Given its importance in the growth and migration in cancer cells, scientists have intensely studied how glucose metabolism can be regulated in response to a variety of both internal and external cues. But little research has focused on the relationship between metabolism and changes in specific components of the extracellular matrix—the dense network of proteins and carbohydrates that surround the cell—which occur both during normal development and in disease progression.
While analyzing breast tumors from patients and breast cancer cell lines for genes that influence glucose metabolism, the researchers made the surprising discovery that among the genes most tightly associated with a high rate of glucose metabolism was a receptor for a core component of the extracellular matrix, hyaluronan.
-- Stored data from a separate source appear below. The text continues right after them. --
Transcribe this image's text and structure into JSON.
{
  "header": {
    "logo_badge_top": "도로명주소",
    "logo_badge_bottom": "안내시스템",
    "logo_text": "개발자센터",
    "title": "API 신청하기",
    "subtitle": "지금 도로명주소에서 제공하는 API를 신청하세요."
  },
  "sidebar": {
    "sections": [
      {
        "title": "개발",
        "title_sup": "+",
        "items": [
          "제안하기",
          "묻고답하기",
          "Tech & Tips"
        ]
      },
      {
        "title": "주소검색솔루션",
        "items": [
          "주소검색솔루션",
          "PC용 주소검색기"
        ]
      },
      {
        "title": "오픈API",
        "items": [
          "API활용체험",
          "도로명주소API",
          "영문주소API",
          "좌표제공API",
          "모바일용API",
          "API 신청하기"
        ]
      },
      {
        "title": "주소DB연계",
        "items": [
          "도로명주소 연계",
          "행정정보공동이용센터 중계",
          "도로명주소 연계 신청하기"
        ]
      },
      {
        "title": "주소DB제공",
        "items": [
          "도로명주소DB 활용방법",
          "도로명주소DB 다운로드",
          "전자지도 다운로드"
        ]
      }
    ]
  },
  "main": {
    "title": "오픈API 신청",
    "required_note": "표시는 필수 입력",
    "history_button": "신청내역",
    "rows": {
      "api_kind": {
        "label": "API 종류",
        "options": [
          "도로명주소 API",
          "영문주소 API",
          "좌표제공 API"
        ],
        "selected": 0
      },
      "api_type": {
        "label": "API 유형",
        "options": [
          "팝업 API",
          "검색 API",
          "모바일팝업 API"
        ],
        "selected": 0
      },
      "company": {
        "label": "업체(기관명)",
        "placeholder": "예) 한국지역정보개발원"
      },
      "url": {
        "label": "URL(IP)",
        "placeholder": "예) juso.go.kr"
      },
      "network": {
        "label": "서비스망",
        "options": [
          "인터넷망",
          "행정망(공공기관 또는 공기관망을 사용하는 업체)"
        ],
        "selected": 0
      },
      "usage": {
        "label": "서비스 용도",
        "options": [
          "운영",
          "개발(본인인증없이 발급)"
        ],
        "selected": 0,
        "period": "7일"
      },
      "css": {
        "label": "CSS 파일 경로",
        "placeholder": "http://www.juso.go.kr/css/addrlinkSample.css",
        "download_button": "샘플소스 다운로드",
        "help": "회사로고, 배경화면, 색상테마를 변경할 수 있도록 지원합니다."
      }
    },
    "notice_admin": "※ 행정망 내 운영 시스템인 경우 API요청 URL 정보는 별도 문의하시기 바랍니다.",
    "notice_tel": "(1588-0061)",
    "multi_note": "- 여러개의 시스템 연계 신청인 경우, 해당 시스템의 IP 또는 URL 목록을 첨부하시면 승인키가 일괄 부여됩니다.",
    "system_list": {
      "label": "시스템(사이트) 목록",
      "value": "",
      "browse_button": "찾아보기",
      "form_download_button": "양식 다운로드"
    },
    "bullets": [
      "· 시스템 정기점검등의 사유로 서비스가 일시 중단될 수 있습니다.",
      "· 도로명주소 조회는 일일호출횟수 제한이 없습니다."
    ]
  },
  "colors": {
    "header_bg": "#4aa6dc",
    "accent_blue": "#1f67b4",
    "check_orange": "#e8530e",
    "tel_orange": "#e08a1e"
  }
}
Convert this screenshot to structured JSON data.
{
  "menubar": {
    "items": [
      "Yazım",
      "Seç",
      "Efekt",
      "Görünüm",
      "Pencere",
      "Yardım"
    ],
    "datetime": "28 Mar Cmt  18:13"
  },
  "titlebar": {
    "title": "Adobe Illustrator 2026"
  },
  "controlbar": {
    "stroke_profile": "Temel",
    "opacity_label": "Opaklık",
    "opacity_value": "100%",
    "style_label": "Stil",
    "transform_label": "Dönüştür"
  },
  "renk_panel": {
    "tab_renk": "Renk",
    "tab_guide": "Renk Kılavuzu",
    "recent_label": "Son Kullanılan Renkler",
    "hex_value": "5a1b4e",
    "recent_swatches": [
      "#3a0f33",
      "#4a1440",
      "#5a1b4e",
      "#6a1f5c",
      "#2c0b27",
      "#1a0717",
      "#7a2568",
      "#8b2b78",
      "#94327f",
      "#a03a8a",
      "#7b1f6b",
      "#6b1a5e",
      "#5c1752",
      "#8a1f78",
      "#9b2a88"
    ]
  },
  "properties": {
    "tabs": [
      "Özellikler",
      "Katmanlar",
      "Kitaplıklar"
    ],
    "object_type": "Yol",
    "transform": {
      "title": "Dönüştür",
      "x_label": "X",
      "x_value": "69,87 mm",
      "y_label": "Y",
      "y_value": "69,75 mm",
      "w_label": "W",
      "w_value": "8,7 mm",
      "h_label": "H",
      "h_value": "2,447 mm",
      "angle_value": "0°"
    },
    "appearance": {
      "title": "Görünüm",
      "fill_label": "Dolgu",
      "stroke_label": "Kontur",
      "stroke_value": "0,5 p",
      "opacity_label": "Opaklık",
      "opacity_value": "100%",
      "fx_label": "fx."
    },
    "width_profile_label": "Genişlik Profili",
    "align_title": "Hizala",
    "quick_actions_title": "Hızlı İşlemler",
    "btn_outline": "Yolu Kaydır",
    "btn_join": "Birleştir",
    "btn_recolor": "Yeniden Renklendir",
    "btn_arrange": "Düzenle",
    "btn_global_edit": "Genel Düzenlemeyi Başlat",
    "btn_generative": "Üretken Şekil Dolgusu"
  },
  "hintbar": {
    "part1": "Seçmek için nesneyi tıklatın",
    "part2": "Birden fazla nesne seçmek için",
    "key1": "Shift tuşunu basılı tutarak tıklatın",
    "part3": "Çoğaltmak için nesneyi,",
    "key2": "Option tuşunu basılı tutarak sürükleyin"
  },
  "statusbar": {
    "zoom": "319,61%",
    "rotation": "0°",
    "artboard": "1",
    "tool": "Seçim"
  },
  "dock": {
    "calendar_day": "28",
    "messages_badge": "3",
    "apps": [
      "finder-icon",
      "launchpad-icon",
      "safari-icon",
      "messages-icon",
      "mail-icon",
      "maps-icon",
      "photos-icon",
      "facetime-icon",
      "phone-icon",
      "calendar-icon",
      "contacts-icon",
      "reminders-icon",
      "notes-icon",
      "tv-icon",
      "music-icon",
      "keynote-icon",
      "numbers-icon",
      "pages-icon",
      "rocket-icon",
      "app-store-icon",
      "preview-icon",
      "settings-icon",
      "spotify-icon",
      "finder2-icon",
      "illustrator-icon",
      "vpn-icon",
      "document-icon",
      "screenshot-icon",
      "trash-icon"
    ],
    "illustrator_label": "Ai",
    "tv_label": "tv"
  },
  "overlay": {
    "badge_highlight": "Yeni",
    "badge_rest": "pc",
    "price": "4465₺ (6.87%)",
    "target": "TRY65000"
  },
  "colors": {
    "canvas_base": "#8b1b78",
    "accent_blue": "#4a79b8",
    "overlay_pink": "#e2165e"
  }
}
Because this receptor tethers the cell to the hyaluronan in the matrix, the finding suggested that changes in the structure or composition of the extracellular matrix might affect metabolism. The researchers confirmed that hypothesis by modulating the levels of hyaluronic acid around the cells and measuring subsequent changes in their rate of glucose metabolism.
The study suggests that scientists might be able to create new treatments for cancer that work by targeting tumors in a way that undercuts the cells' ability to metabolize sugar. Instead of therapies working by directly targeting the cell, it may be possible to alter tumor metabolism by targeting the extracellular matrix.
The finding could lead to a new understanding of many diseases, and might particularly shed new light on how cancer spreads. It suggests that differences in nutrient consumption among the cancer cells within a single tumor mass may align with differences in their tendency to migrate. Those cells with a higher rate of glucose metabolism may be able to fuel the migration to other parts of the body, or metastasis.
The research is published online and will be the cover story in the Sept. 20 issue of the journal Cell.